Tanto a VWCO quanto a CBMM concordam que é necessário avançar na agenda de investimentos em fontes renováveis para a rápida adoção dos veículos elétricos. Com o Brasil enfrentando uma das piores crises hídricas dos últimos tempos -- que se reflete em especulações sobre a falta de energia -- a afirmação faz todo sentido. Enquanto os investimentos ainda não avançam em um ritmo acelerado por aqui, ambas acreditam que os veículos elétricos devem ter uma adoção pioneira na Europa e Ásia, onde essa agenda já está mais avançada, para depois avançarem para a adoção em massa em mercados como o brasileiro.
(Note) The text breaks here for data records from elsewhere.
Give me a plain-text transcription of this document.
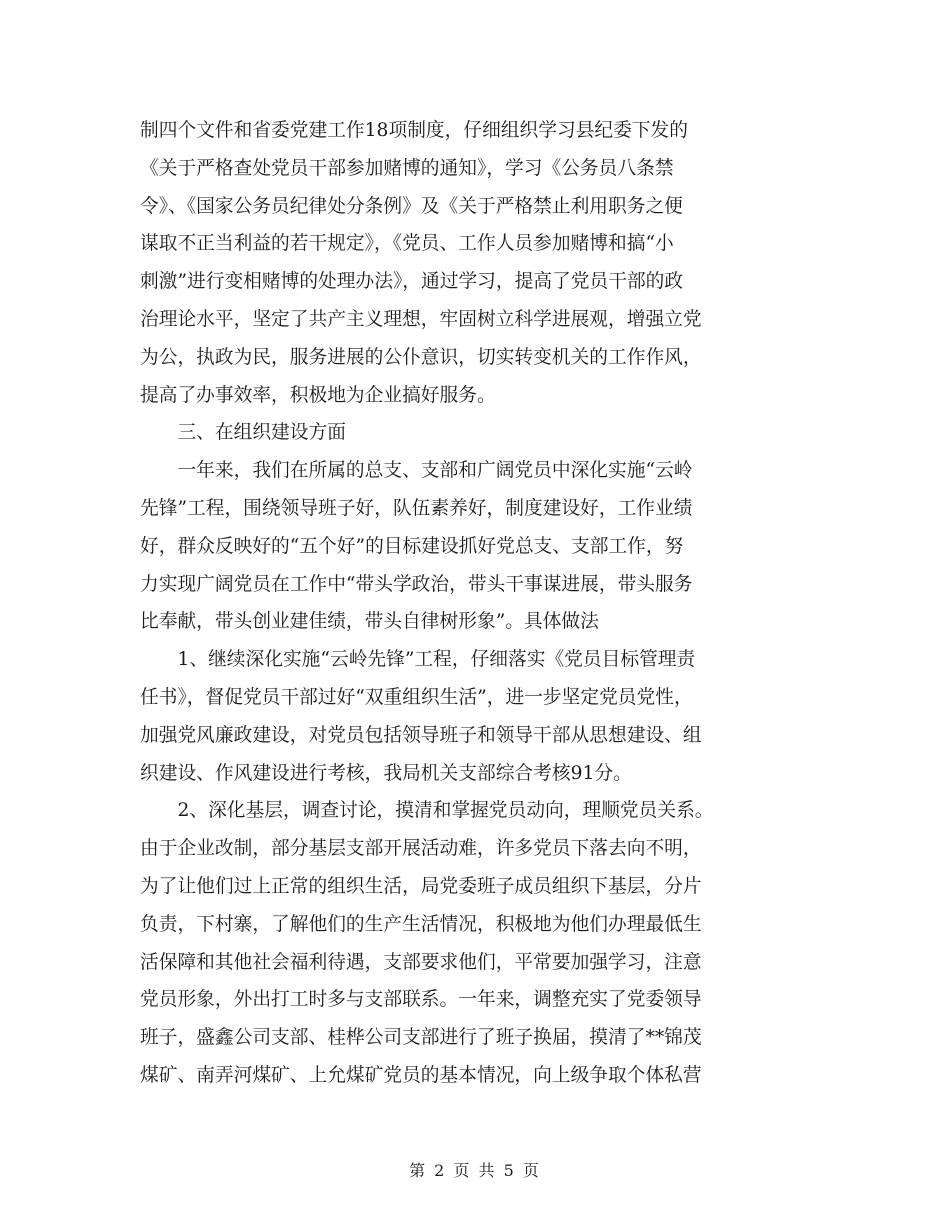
制四个文件和省委党建工作18项制度，仔细组织学习县纪委下发的
《关于严格查处党员干部参加赌博的通知》，学习《公务员八条禁
令》、《国家公务员纪律处分条例》及《关于严格禁止利用职务之便
谋取不正当利益的若干规定》，《党员、工作人员参加赌博和搞“小
刺激”进行变相赌博的处理办法》，通过学习，提高了党员干部的政
治理论水平，坚定了共产主义理想，牢固树立科学进展观，增强立党
为公，执政为民，服务进展的公仆意识，切实转变机关的工作作风，
提高了办事效率，积极地为企业搞好服务。
　　三、在组织建设方面
　　一年来，我们在所属的总支、支部和广阔党员中深化实施“云岭
先锋”工程，围绕领导班子好，队伍素养好，制度建设好，工作业绩
好，群众反映好的“五个好”的目标建设抓好党总支、支部工作，努
力实现广阔党员在工作中“带头学政治，带头干事谋进展，带头服务
比奉献，带头创业建佳绩，带头自律树形象”。具体做法
　　1、继续深化实施“云岭先锋”工程，仔细落实《党员目标管理责
任书》，督促党员干部过好“双重组织生活”，进一步坚定党员党性，
加强党风廉政建设，对党员包括领导班子和领导干部从思想建设、组
织建设、作风建设进行考核，我局机关支部综合考核91分。
　　2、深化基层，调查讨论，摸清和掌握党员动向，理顺党员关系。
由于企业改制，部分基层支部开展活动难，许多党员下落去向不明，
为了让他们过上正常的组织生活，局党委班子成员组织下基层，分片
负责，下村寨，了解他们的生产生活情况，积极地为他们办理最低生
活保障和其他社会福利待遇，支部要求他们，平常要加强学习，注意
党员形象，外出打工时多与支部联系。一年来，调整充实了党委领导
班子，盛鑫公司支部、桂桦公司支部进行了班子换届，摸清了**锦茂
煤矿、南弄河煤矿、上允煤矿党员的基本情况，向上级争取个体私营
第 2 页 共 5 页
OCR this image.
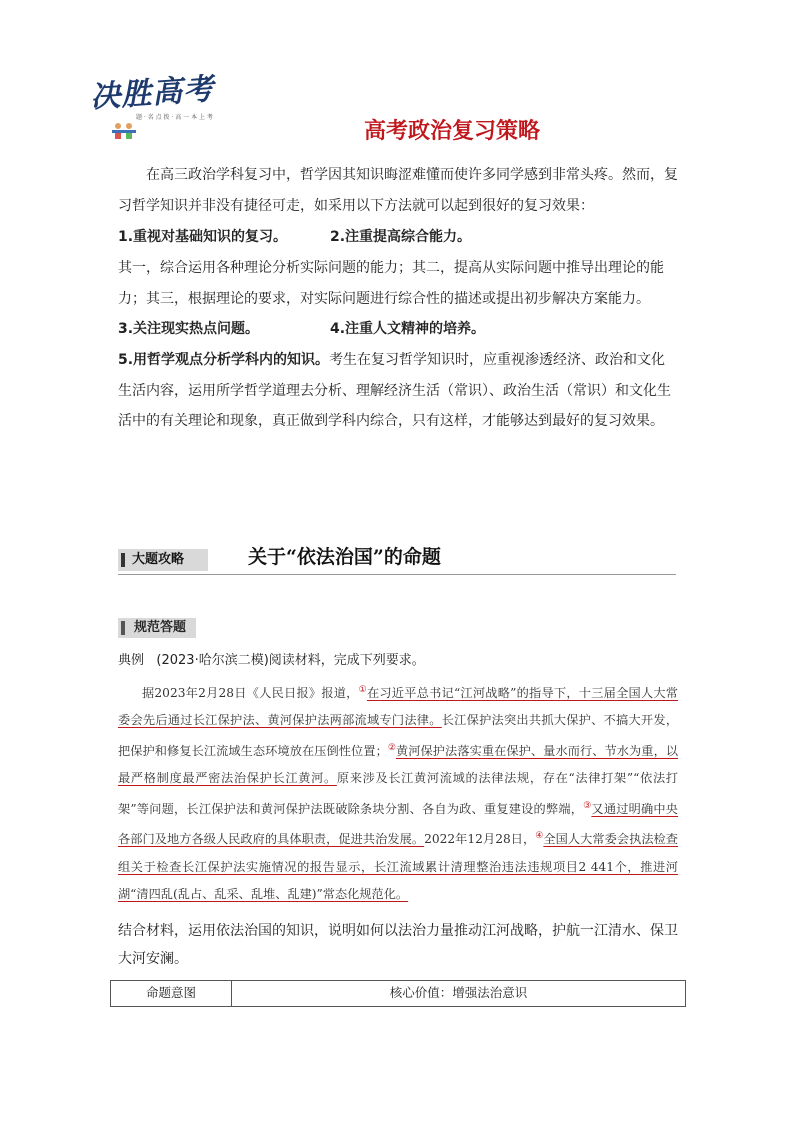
决胜高考
题 · 名 点 拨 · 高 一 本 上 考
高考政治复习策略
在高三政治学科复习中，哲学因其知识晦涩难懂而使许多同学感到非常头疼。然而，复习哲学知识并非没有捷径可走，如采用以下方法就可以起到很好的复习效果：
1.重视对基础知识的复习。	2.注重提高综合能力。
其一，综合运用各种理论分析实际问题的能力；其二，提高从实际问题中推导出理论的能力；其三，根据理论的要求，对实际问题进行综合性的描述或提出初步解决方案能力。
3.关注现实热点问题。	4.注重人文精神的培养。
5.用哲学观点分析学科内的知识。考生在复习哲学知识时，应重视渗透经济、政治和文化生活内容，运用所学哲学道理去分析、理解经济生活（常识）、政治生活（常识）和文化生活中的有关理论和现象，真正做到学科内综合，只有这样，才能够达到最好的复习效果。
大题攻略	关于“依法治国”的命题
规范答题
典例 (2023·哈尔滨二模)阅读材料，完成下列要求。
据2023年2月28日《人民日报》报道，①在习近平总书记“江河战略”的指导下，十三届全国人大常委会先后通过长江保护法、黄河保护法两部流域专门法律。长江保护法突出共抓大保护、不搞大开发，把保护和修复长江流域生态环境放在压倒性位置；②黄河保护法落实重在保护、量水而行、节水为重，以最严格制度最严密法治保护长江黄河。原来涉及长江黄河流域的法律法规，存在“法律打架”“依法打架”等问题，长江保护法和黄河保护法既破除条块分割、各自为政、重复建设的弊端，③又通过明确中央各部门及地方各级人民政府的具体职责，促进共治发展。2022年12月28日，④全国人大常委会执法检查组关于检查长江保护法实施情况的报告显示，长江流域累计清理整治违法违规项目2 441个，推进河湖“清四乱(乱占、乱采、乱堆、乱建)”常态化规范化。
结合材料，运用依法治国的知识，说明如何以法治力量推动江河战略，护航一江清水、保卫大河安澜。
命题意图	核心价值：增强法治意识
Partindo do desafio macro para o micro, outro ponto que merece observação nos novos veículos com bateria de nióbio é o preço -- já que o nióbio não é um material barato, sendo 400 vezes mais caro que o ferro. Em termos práticos, o modelo de caminhão elétrico atualmente comercializado pela VWCO já custa cerca de 2,5 vezes mais do que um caminhão comum.
Para superar esse desafio, a montadora acredita que a eficiência e a sustentabilidade atreladas aos novos veículos devem "compensar" o alto custo. Por enquanto, ainda não é possível definir qual será o preço dos novos veículos com bateria de nióbio, mas a montadora acredita que os ônibus serão os primeiros a receberem essa nova tecnologia, pela eficiência quie as novas baterias podem trazer. "Com uma bateria que carrega mais rápido, não será necessário usar várias para alimentar um ônibus, ou seja, menos peso no veículo, o que se traduz em mais eficiência", diz Roberto. Do lado da CBMM, a companhia afirma que já fez estudos que comprovam a viabilidade econômica dos novos modelos.
Fato é que se trata de uma corrida contra o tempo -- e a CBMM não está sozinha nela. Mesmo dominando o mercado de nióbio, a empresa enfrenta a concorrência de players como a NioBay, que anunciou em abril deste ano que está promovendo testes de baterias para carros à base do metal. Ainda em estágio inicial, a companhia desenvolve uma série de testes no Canadá e afirma que espera resultados até o fim de 2021.
Mas, isso não preocupa a companhia controlada pela família Moreira Salles, sócia do Itaú Unibanco -- e dona de 80% do mercado global de nióbio -- há um vasto mercado a ser explorado dentro do nióbio. Hoje, 90% da receita da empresa vem da siderurgia, com uma liga de ferro e nióbio. mas a companhia acredita que até 2030, pelo menos 30% virá de outras aplicações. Entre elas, destacam-se, em termos de desenvolvimento mais avançado: soluções para o setor automotivo, uso aeroespacial e uso na construção civil. "Existe um conceito de desmaterialização, de fazer mais usando menos materiais, o que é economicamente melhor e também reduz a emissão de CO2 para produzir os materiais. Temos parcerias com grandes empresas que mostram que é possível reduzir até 15% na quantidade de material, cumprindo com a mesma responsabilidade estrutural", diz Ricardo.
Na disputa pela maior eficiência em menos tempo, as empresas querem mostrar que o Brasil pode liderar a corrida pelo desenvolvimento dos veículos elétricos. É uma ambição e tanto.